Los nobles disfrutaban de privilegios. No eran juzgados por tribunales comunes sino por tribunales compuestos por nobles y también había diferencias en las penas: los castigos eran menos severos, tenían celdas aparte, etc. No pagaban impuestos al estado y podían cobrar impuestos, por ejemplo los peajes a los comerciantes que utilizaban los caminos que pasaban por sus tierras. También tenían privilegios militares: ocupaban los principales cargos del ejército. Los privilegios sociales eran muchos y variaban de un país a otro: lugares preferentes en desfiles y ceremonias, portar espadas y usar vestimentas que no podían usar el resto de los sectores sociales, poseer un escudo familiar, etc. Para ser noble no bastaba con serlo sino parecerlo, de ahí la importancia que se le daba a la exteriorización de su vida: vivir en ricos palacios, vestir lujosamente, dar fastuosas fiestas.
La nobleza era, en general, una clase ociosa. Rechazaba intervenir en actividades comerciales y detestaba los trabajos manuales. Era un deshonor, y en Francia implicaba perder el carácter de noble, dedicarse a un trabajo. Vivían de rentas obtenidas de sus tierras que eran trabajadas o arrendadas por campesinos. Para evitar que las tierras se dividieran existía el mayorazgo: las tierras las heredaba el hijo mayor del noble. Los demás hijos, los segundones, debían dedicarse a otra actividad: el ejército, la Iglesia o los cargos públicos.
El tercer estado o el común, estaba compuesto por el resto de la población: comerciantes grandes y pequeños, banqueros, abogados y hombres de letras en general, funcionarios de jerarquía y funcionarios menores, artesanos, campesinos, trabajadores no calificados, etc. Dentro del tercer estado había una diferenciación de acuerdo a la situación económica que se tenía y las diferencias eran enormes. Mientras la burguesía, integrada por los comerciantes mayoristas, banqueros, profesionales y funcionarios de jerarquía, aspiraba a ennoblecerse, los campesinos trataban de sobrevivir en pésimas condiciones de vida.

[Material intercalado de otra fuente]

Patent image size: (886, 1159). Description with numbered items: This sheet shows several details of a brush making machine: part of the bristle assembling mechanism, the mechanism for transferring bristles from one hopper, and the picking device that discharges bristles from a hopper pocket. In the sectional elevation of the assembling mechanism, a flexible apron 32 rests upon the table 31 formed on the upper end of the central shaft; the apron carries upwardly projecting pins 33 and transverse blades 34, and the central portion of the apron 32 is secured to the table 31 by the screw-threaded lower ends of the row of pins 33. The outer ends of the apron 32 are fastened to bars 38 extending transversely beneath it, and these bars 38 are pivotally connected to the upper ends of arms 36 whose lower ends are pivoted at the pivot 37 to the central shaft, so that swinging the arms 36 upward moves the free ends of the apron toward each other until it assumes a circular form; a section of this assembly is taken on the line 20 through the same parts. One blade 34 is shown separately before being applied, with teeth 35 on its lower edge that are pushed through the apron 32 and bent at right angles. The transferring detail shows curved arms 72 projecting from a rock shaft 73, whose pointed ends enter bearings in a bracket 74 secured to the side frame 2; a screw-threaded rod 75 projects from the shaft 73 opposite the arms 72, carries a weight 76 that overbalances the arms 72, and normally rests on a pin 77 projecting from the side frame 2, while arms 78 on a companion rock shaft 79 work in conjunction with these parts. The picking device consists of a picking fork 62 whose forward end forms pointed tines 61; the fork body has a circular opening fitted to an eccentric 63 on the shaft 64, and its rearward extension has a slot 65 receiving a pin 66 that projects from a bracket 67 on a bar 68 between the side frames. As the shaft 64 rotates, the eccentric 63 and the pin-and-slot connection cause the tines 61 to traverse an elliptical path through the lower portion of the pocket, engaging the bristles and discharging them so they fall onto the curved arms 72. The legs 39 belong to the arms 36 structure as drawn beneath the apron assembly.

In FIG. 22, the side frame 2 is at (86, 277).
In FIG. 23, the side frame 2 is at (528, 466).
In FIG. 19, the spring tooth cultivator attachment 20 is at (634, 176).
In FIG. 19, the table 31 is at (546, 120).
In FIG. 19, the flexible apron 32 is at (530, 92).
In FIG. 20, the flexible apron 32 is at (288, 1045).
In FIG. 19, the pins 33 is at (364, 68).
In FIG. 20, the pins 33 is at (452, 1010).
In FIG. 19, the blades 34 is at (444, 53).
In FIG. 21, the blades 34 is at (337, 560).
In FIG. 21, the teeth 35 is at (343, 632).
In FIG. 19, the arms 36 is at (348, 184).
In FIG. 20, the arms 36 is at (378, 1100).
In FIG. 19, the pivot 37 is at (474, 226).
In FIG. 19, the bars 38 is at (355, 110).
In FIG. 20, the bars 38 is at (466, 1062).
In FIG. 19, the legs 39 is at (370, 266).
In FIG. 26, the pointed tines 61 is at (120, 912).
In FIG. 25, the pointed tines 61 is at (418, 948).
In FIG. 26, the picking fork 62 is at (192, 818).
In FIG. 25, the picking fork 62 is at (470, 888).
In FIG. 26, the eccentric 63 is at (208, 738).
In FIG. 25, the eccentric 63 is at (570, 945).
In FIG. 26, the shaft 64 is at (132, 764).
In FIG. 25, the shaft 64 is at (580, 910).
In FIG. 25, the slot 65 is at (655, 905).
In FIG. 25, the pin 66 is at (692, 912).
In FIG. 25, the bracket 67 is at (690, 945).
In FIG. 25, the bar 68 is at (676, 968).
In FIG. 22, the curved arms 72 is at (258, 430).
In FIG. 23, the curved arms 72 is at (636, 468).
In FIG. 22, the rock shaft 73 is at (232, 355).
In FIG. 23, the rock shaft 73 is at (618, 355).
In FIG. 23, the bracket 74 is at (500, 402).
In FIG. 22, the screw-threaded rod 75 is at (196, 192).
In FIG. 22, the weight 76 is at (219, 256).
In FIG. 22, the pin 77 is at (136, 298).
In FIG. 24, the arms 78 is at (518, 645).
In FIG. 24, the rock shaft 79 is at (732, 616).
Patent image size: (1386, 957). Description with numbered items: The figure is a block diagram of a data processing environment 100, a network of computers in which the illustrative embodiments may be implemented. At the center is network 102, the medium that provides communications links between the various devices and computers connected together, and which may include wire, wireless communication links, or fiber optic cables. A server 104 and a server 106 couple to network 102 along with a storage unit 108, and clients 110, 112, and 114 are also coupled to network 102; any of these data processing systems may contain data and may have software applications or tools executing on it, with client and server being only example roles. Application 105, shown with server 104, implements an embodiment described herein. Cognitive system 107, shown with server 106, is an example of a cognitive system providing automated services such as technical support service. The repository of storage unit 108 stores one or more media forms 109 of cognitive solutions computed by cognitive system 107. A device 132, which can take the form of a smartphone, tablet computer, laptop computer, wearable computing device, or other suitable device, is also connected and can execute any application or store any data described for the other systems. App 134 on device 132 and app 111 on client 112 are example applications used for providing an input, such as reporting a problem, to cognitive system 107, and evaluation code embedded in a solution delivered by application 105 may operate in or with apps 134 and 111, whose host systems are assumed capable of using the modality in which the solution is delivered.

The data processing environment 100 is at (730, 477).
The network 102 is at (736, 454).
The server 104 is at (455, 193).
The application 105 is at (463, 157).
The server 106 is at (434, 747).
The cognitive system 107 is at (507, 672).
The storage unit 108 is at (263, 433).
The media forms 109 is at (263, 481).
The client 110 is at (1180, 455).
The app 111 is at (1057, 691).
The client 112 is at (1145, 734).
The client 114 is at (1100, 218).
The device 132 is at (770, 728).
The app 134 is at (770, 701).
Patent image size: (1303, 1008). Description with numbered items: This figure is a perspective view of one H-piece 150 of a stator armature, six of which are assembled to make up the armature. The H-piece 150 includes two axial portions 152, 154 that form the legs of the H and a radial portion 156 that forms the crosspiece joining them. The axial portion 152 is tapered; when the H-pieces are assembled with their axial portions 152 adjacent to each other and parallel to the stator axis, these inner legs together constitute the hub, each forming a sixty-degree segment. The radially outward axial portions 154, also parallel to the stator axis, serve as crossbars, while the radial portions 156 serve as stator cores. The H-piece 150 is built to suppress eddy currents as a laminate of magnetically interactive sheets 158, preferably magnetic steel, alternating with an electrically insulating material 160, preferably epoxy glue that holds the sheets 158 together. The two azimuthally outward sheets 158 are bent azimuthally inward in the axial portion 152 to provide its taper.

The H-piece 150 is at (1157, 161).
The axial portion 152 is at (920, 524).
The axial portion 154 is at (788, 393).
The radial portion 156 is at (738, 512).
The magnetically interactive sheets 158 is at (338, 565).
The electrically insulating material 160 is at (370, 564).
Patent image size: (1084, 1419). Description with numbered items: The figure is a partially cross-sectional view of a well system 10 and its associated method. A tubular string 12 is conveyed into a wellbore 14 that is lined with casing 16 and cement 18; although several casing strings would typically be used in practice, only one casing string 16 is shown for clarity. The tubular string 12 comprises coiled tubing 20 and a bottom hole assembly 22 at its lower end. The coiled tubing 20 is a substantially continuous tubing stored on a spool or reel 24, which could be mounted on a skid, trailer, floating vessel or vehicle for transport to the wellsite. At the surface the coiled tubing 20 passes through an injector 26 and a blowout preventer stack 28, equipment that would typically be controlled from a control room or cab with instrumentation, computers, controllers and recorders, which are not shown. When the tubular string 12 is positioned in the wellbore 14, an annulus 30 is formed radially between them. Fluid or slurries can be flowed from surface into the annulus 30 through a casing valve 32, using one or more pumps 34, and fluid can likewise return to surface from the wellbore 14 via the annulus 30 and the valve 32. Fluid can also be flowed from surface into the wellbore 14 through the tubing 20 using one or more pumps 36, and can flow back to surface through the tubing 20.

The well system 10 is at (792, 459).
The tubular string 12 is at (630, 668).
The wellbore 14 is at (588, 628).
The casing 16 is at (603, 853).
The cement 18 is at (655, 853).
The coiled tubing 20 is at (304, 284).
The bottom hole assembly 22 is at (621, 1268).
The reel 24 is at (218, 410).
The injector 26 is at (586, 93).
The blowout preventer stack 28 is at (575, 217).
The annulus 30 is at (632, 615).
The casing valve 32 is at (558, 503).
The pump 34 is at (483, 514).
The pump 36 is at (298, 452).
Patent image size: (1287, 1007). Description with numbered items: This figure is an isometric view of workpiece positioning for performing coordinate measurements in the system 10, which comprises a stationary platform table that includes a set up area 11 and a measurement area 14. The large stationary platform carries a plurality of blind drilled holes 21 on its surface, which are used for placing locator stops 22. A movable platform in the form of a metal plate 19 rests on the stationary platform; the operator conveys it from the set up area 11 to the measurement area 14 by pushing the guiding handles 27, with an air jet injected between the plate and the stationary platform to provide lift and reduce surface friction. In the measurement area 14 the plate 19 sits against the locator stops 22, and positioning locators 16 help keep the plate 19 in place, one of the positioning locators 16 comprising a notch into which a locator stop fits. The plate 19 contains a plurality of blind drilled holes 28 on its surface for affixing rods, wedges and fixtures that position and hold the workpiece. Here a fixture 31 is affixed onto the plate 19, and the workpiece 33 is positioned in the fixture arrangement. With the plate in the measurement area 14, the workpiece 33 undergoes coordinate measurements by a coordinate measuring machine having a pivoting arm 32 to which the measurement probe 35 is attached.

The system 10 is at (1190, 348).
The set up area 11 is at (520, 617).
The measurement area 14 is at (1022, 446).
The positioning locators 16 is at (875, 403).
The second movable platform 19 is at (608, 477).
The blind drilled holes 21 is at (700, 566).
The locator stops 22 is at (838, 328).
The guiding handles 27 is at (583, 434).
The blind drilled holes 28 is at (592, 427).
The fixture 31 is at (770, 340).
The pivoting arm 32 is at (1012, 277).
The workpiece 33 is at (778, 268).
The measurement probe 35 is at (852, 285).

El contrato matrimonial entre nobles y burgueses era un acuerdo económico
De un país a otro la situación presentaba características propias. En Francia la nobleza tradicional de sangre, aferrada a sus viejas costumbres, no progresaba económicamente manteniéndose como propietaria de tierras que no eran explotadas debidamente. Parte considerable de ella se hizo cortesana, pasó a residir en la corte del rey en Versalles, viviendo del dinero del estado y siendo sumisa al monarca. Por su parte la burguesía francesa aspiraba a ennoblecerse y a intervenir en los asuntos políticos. En Inglaterra el crecimiento económico de la burguesía gracias a la expansión comercial y la industria, fue acompañado por parte considerable de la nobleza que se “aburguesó” en el sentido que tomó actividades y costumbres propias de la burguesía. En Holanda predominaba, económica, social y políticamente, la burguesía, no imitando a la nobleza, sino desarrollando su propio modo de vida que luego fue seguido por la burguesía de otros países.
En todos lados quienes vivían peor eran los campesinos pobres, que no tenían tierras propias y trabajaban para otros o eran pequeños propietarios que quedaban a merced de los cambios climáticos y endeudados con sus vecinos los campesinos ricos. Una crónica francesa  de fines del año 1687 relata la penosa situación en que vivían: “ Los aldeanos viven de pan hecho con trigo negro, muchos ni siquiera tienen ese trigo y cuecen raíces de matorrales que mezclan con harina de cebada o avena. Se les encuentra tendidos sobre la paja, no tienen muebles, ni más ropa que la que llevan puesta”.Un relato de 1710 muestra que la situación no había cambiado: “ Van vestidos en invierno y en verano con telas medio podridas y hechas trizas, calzados con almadreñas, en que meten los pies todo el año. Se alimentan con frutas malas y hierbas de sus huertos cocidas con agua o con aceite de nuez. Beben raras veces vino y comen carne tres veces al año”.